Keeping pace with oil declines of more than 3%, soybean oil futures tumble nearly 4% on the Chicago Board of Trade and lead the declines in the complex this Tuesday (30th), a day of intense new profit takings among all main agricultural commodities.
In soybeans, around 11:50 am (Brasilia time), prices lost more than 1% – or something between 17.25 and 18.25 points – with January being quoted at US$ 12.25 and in May at US $12.44 per bushel. In bran, losses were almost 1% in CBOT. On the New York Stock Exchange, cotton leads the lows and yields more than 4%.
The day is one of widespread losses. According to market analysts at Agrinvest Commodities, not only the components of the soy complex, but also wheat and corn lost their 50-day moving average, with strong pressure coming from the macroeconomic scenario. Recent statements by representatives of the pharmaceutical company Moderna have intensified risk aversion by bringing even more uncertainty about the efficacy of vaccines for the omicron variant.
“Moderna’s CEO says vaccines will be much less effective against omicrons, again taking the risky assets into a dip.
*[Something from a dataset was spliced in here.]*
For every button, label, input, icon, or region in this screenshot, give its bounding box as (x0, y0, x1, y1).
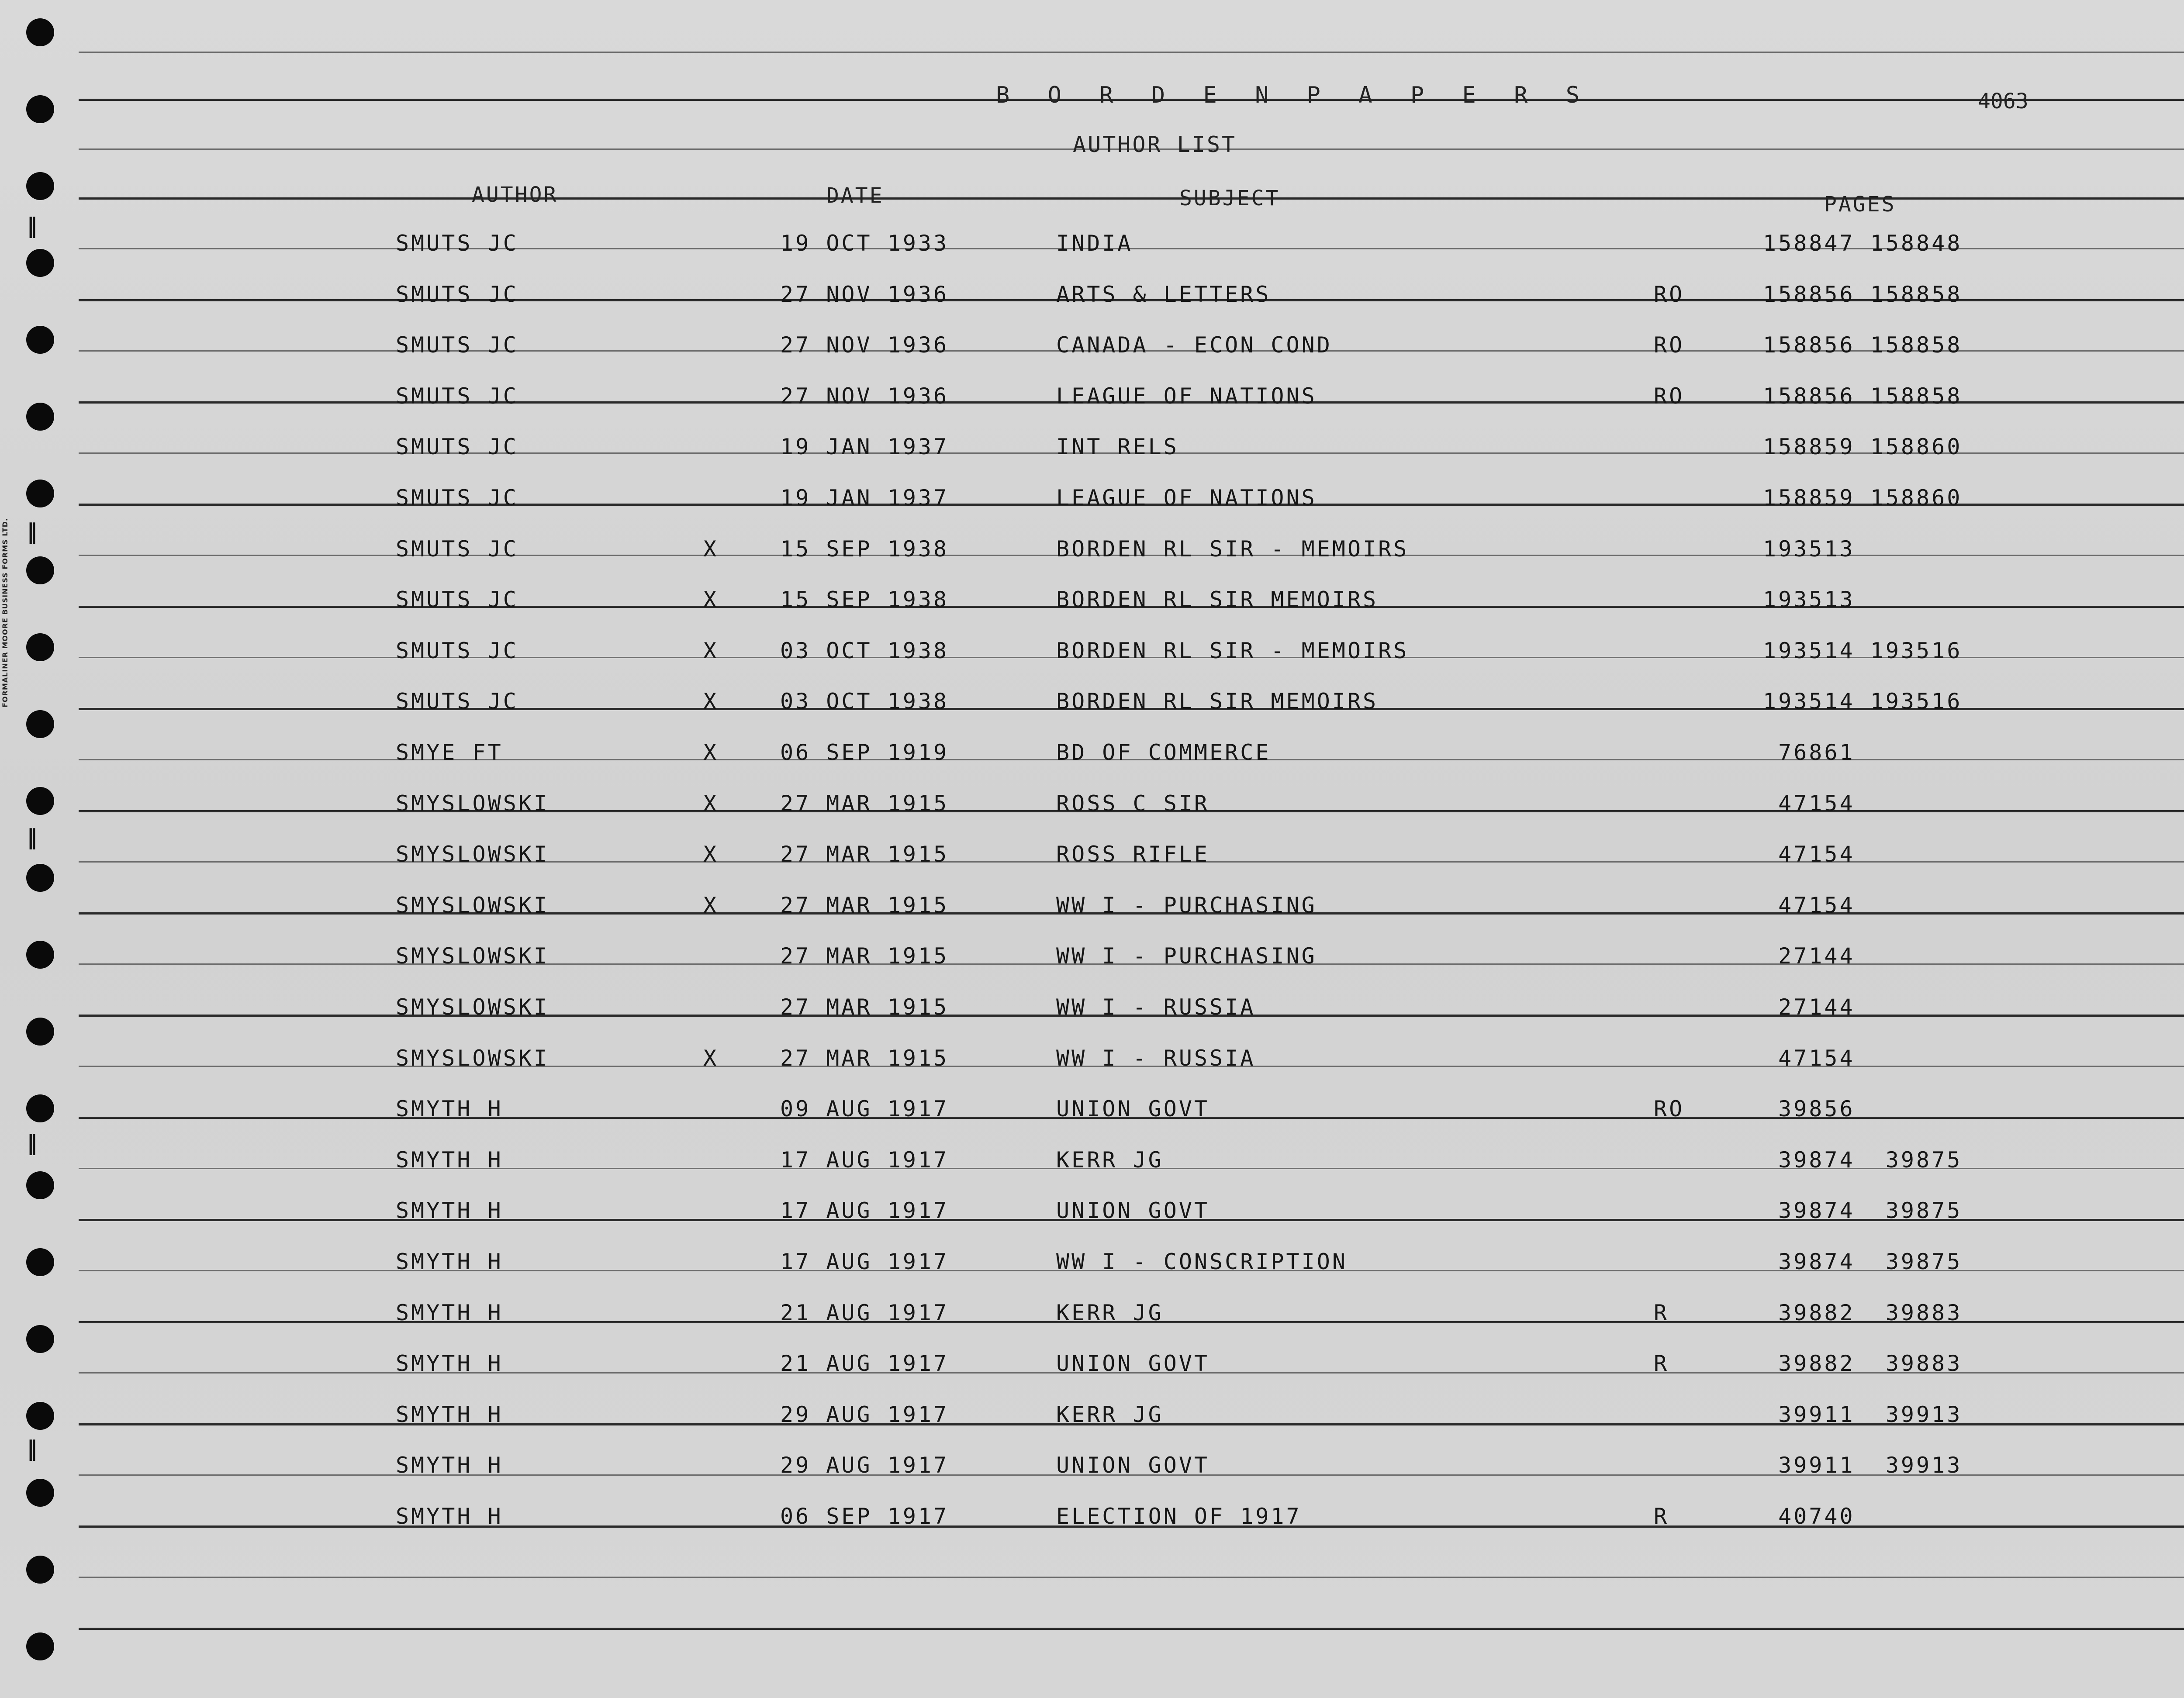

The CEO also said it will likely take months before a vaccine is developed at scale,” analysts explain of Aginvest.
The biggest concern of specialists and, consequently, of the markets is the speed and number of mutations that the new variant presents. “The number of mutations in this virus is staggering. We have to interpret it as the serious threat it represents,” said the co-founder of Moderna in an interview with Bloomberg. The laboratory’s CEO, Stephane Bancel, told the Financial Times that the alternatives, at this time, are limited to a new immunizer given the characteristics of omicron.
All this cloudiness that the pandemic brings back comes accompanied by uncertainties about which direction the global economic recovery should take. Also according to the international agency Bloomgerg, “the tone used by the CEO of Moderna seemed very determined and seemed to have scared the markets”, which fell not only among commodities, but also among the main stock indexes around the globe.
Research on omicron aggressiveness is still ongoing to determine the intensity of its symptoms, lethality and transmission rate. Until the results are clear and effective, uncertainty tends to keep the market volatile.
However, the most worrying statements by Moderna, European leaders and the WHO itself (World Health Organization) end up diverging from others more serene by specialists in South Africa, where the variant was first detected.
FUNDAMENTALS OF GRAIN
In addition to the macro-scenario, the market for grains and soy derivatives also feels pressure from part of its fundamentals. Even as the Agrinvest team explains, the low in wheat – which now approaches 1.5% – comes from the upward revision in the production of grain in Australia. The news also ends up putting pressure on corn in the free ride, as it reduces the competitiveness of wheat with the cereal.
About bran, the lower competitiveness of the North American product. “The bran from the USA is very expensive on the international market and weekly sales are already starting to slow down. Argentine and Brazilian bran are much cheaper,” says the consultancy.